The Cedar Skarn occurrence (Assessment Report 18597) is exposed in a roadcut on Highway 24, 10 (air) kilometres northwest of Little Fort.
The showing is exposed in a roadcut where highly faulted and skarn-altered limestones and associated silicified sedimentary rocks of the late Paleozoic Harper Ranch Group (Fieldwork 2000) are in contact with diorite, microdiorite and silicified greenstone of the Dum Lake Intrusive Complex. Two separate sulphide zones, each approximately 1 metre wide, are enclosed within silicified microdiorite and greenstone. The two zones are estimated to contain approximately 20 to 35 percent sulphides respectively, comprising veins, lenses and disseminations of pyrite, pyrrhotite and chalcopyrite. A one metre sample across the most sulphide-rich zone analysed 7328 ppm copper, 4.5 ppm silver, 580 ppb gold; a sample of the same width across the other sulphide zone yielded 6154 ppm copper, 4.2 ppm silver and 160 ppb gold. A selected sample assayed 11,474 ppm copper, 9.1 ppm silver and 1460 ppb gold (Assessment Report 13519).
The altered limestone exposed in the Highway 24 roadcut contains local lenses of heavily disseminated pyrrhotite-pyrite, with traces of chalcopyrite and molybdenite (Assessment Report 18597), associated with garnetiferous skarn. The limestone can be traced from Nehalliston Creek in the north to Eakin Creek and is sparsely mineralized with chalcopyrite and locally galena (Assessment Report 13519).
The Upper Triassic to Lower Jurassic Dum Lake complex is comprised of ultramafic and mafic plutonic rocks that could be part of an Alaskan-type intrusive body. The mafic portions of the Dum Lake complex are dominated by coarse to medium-grained gabbro and diorite but locally includes clinopyroxenite, monzogabbro, microdiorite and tonalite. The ultramafic portion of the Dum Lake complex includes an assemblage of variably serpentinized, locally talc and carbonate-altered rocks consisting of clinopyroxenite, wehrlite and dunite. The Dum Lake complex is truncated by granodioritic rocks of the Triassic to Jurassic Thuya batholith on its southeast side. On its eastward side, Dum Lake complex diorites and gabbros are in contact with massive andesites of the Upper Triassic Nicola Group and argillites, limestones and cherts of the late Paleozoic Harper Ranch Group (Fieldwork 2000).

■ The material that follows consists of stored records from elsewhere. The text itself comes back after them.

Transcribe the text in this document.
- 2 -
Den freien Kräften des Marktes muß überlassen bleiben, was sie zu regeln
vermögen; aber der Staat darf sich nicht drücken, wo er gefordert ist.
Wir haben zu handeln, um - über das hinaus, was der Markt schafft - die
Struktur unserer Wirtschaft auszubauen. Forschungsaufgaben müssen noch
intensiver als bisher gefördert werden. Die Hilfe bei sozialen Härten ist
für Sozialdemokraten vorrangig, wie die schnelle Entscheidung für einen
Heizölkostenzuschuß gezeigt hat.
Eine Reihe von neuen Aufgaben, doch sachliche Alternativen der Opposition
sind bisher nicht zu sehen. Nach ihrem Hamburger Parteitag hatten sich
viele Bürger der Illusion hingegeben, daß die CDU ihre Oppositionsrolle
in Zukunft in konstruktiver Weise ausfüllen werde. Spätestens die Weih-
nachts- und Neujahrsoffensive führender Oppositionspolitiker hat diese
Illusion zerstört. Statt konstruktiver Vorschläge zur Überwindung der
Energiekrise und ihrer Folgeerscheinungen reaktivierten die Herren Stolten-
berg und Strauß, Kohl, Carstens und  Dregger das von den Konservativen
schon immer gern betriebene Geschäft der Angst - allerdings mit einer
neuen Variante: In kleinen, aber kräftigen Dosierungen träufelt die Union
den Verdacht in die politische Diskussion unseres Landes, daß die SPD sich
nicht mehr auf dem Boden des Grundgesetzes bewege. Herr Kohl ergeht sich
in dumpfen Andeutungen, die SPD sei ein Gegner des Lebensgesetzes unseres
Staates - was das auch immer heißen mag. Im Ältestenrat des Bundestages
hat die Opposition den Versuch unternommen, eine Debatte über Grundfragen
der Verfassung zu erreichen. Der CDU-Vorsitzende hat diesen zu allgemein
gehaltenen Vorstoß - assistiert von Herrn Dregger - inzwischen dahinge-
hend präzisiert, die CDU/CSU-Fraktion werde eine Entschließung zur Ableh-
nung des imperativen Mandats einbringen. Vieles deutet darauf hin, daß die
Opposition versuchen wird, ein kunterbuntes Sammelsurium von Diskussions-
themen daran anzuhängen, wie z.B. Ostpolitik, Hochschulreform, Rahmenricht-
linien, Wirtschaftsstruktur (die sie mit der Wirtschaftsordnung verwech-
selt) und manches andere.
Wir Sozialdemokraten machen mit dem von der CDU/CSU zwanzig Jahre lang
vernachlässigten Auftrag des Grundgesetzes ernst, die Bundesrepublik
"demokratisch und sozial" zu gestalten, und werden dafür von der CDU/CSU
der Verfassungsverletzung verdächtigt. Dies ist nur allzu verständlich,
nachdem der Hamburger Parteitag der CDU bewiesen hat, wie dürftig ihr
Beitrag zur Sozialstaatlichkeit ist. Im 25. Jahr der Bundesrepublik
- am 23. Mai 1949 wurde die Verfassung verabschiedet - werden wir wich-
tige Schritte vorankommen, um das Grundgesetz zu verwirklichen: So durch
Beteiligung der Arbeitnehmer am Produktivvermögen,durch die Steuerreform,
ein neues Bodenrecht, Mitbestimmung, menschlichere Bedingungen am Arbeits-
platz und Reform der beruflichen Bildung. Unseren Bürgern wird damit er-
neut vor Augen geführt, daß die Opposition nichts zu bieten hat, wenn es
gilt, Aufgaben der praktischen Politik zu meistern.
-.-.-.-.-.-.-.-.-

The property was staked in 1985 by Craven Resources Incorporated. A program of geological mapping, soil geochemical sampling, panned stream sediment samples, lithogeochemical sampling, magnetic and VLF-EM surveying was carried out (Assessment Reports 13519 and 14477). In 1987, 21 kilometres of magnetic and VLF-EM surveying was completed by Craven Resources Incorporated. A prospecting program was completed by Pacific Comox Resources on the Cedar skarn in 1988 (Assessment Report 17709). Pacific Comox Resources completed 22 kilometres of magnetic and VLF-EM surveying in 1989 (Assessment Report 18612).